On écluse le vin chaud. Pardon, chapeau ! C’est des techniciens, chez Valentin ! Il est sucré, poivré, cannellisé à point ! Un nectar (de vigne).

— Qu’est-ce que t’en penses ? triomphe le Gros.

Je rends à son vaillant pays natal le vibrant hommage qui lui est dû. Béru profite de la chose pour annoncer au peuple ébloui que je suis le limier number one de France. Ça ne les épate guère. Ils ont beau être de la brousse, ils n’aiment pas le poulaga. Ce qu’ils ressentent pour les messieurs de notre profession ressemble à de la méfiance, à de la répulsion, à de la honte ! C’est tout juste s’ils ne murmurent pas : « Y a pas de mal », histoire d’être courtois.

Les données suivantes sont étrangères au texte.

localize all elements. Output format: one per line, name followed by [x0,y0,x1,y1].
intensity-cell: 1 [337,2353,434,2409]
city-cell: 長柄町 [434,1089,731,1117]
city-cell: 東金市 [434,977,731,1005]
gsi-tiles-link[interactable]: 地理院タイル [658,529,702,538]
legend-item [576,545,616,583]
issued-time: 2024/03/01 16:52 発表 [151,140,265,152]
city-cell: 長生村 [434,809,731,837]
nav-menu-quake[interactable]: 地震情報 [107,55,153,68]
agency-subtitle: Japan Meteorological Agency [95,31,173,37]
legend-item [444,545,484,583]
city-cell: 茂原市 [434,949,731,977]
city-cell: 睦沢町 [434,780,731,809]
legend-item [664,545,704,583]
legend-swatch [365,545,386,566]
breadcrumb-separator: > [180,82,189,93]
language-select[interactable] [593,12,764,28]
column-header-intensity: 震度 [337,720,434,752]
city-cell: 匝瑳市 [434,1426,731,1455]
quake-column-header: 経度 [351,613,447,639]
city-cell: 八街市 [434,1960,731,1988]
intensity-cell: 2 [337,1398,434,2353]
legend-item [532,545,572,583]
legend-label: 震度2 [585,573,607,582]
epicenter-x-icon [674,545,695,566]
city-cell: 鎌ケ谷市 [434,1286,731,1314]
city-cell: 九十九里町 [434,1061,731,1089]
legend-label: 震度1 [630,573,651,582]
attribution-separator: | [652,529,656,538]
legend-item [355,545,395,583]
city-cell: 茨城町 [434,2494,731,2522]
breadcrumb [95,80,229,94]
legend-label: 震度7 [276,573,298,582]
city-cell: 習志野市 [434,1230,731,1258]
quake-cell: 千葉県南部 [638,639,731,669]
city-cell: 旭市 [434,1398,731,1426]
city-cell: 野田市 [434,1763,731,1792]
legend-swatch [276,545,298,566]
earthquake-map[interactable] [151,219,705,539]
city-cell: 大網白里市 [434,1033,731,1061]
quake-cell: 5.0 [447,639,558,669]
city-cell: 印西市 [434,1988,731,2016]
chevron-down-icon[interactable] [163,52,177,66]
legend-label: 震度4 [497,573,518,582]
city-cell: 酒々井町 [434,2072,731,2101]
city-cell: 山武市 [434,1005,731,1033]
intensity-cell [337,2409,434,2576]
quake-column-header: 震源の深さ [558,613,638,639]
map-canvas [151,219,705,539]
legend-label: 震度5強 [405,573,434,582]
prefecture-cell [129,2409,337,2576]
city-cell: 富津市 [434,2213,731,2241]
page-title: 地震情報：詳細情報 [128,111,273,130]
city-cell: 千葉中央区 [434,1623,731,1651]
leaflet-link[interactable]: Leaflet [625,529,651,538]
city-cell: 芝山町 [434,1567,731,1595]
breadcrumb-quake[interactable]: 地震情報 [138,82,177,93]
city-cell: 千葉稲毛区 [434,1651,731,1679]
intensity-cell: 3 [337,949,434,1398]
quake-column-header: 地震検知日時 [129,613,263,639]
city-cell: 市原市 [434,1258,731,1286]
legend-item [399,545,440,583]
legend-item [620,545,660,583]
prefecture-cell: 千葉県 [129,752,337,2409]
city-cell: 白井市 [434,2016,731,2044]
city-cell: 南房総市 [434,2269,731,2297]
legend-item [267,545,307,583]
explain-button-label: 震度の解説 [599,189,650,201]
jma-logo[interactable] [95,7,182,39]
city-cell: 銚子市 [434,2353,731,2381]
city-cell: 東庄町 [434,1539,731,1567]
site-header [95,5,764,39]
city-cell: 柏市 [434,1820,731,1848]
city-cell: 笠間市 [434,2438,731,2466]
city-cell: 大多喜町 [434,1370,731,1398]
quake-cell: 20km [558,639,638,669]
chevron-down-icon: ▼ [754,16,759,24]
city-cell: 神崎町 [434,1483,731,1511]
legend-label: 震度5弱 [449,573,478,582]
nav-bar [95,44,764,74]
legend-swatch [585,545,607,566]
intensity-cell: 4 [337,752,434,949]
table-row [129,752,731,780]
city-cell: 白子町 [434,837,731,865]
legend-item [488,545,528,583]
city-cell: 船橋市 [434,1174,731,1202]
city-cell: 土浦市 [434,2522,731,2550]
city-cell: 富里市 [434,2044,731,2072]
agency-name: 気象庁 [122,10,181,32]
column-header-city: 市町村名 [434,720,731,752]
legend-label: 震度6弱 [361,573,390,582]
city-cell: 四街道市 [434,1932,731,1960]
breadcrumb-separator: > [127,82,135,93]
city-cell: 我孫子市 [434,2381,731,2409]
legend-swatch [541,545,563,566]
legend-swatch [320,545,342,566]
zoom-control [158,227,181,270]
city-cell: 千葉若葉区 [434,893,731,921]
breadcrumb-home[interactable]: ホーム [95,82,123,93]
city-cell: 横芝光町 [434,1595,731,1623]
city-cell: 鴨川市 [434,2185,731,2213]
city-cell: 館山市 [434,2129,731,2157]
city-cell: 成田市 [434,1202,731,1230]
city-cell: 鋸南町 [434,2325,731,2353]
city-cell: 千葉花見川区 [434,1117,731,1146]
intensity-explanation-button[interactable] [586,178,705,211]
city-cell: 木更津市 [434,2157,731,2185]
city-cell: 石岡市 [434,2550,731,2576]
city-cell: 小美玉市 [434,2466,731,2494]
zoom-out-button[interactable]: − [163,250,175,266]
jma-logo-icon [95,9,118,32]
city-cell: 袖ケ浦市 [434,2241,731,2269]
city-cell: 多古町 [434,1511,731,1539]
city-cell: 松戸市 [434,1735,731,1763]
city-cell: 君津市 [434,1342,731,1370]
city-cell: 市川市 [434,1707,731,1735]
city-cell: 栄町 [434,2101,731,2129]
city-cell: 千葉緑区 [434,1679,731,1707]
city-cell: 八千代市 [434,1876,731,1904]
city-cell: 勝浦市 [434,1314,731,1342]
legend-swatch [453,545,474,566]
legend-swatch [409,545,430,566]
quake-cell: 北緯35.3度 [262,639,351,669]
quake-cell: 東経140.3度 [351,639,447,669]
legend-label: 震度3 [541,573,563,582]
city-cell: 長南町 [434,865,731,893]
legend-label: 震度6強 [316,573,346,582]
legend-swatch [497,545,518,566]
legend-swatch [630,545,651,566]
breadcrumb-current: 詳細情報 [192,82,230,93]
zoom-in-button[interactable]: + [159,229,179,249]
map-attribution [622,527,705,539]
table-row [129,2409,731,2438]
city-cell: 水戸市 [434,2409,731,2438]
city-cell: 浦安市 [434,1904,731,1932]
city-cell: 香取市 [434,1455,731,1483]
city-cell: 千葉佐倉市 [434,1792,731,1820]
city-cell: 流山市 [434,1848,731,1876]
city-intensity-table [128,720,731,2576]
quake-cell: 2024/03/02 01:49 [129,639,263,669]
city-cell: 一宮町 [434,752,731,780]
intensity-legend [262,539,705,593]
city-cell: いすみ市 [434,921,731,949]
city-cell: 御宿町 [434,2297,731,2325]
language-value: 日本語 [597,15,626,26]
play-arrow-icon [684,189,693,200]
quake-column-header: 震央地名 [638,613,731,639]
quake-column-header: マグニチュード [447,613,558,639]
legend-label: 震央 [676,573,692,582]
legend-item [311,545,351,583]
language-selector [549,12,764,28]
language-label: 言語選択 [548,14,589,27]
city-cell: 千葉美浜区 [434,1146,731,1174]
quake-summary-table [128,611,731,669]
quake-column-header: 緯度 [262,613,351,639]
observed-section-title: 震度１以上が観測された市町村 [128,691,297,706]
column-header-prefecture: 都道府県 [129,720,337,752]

Le Mastar me beurre la tartine à tout-va, comme quoi aucun mystère ne m’a jamais résisté. J’ai dénoué les affaires du siècle. Partout où je passe, les points d’interrogation tombent comme la luzerne sous la lame d’un faucheur.

On recommande un second saladier, puis trois, puis quatre. La fumée emplit la salle. Le brouhaha des conversations fait penser au Parc des Princes un jour de Tournoi des Cinq Nations. Complètement naze, le Gros chiale sur son tonton disparu.

— Je l’avais pas revu depuis mon mariage, révèle-t-il, mais je pensais souvent à lui. Un grippe-oseille, d’accord ! Un taciturne, re-d’accord ; mais c’était l’homme intègre. La grande tradition française ! Des comme lui, le moule est cassé ! Verdun ! Médaille militaire ! Croix de guerre avec plus de palmes qu’un élevage de canards ! Et une voix comme l’Opéra paierait chérot pour en avoir ! Il te vous interprétait « les Bœufsde Pierre Dupont, à la Chaliapine, le tonton Prosper ! Le plus bel organe du département ! A son bel âge, on se l’arrachait pour les banquets ! Quand le dabe du notaire actuel est clamsé, c’est lui qui s’est farci la messe braillée bien qu’il fût anticlérical. Tout le monde pleurait !

Et sa réputation ne se limitait pas seulement à sa voix ! Dans le pays, on le savait, qu’il était doué par la nature, Prosper ! Les dames le mataient avec crainte et envie. Elles se demandaient toutes si elles étaient capables de lui héberger sa Gemini VII au tonton Bérurier. Ça se chuchotait, les échecs de certaines ! Y avait eu des grincements de dents chez les juponnées du canton, des clameurs désespérées, sur l’air de « J’ai beau m’asseoir dans la vaseline ».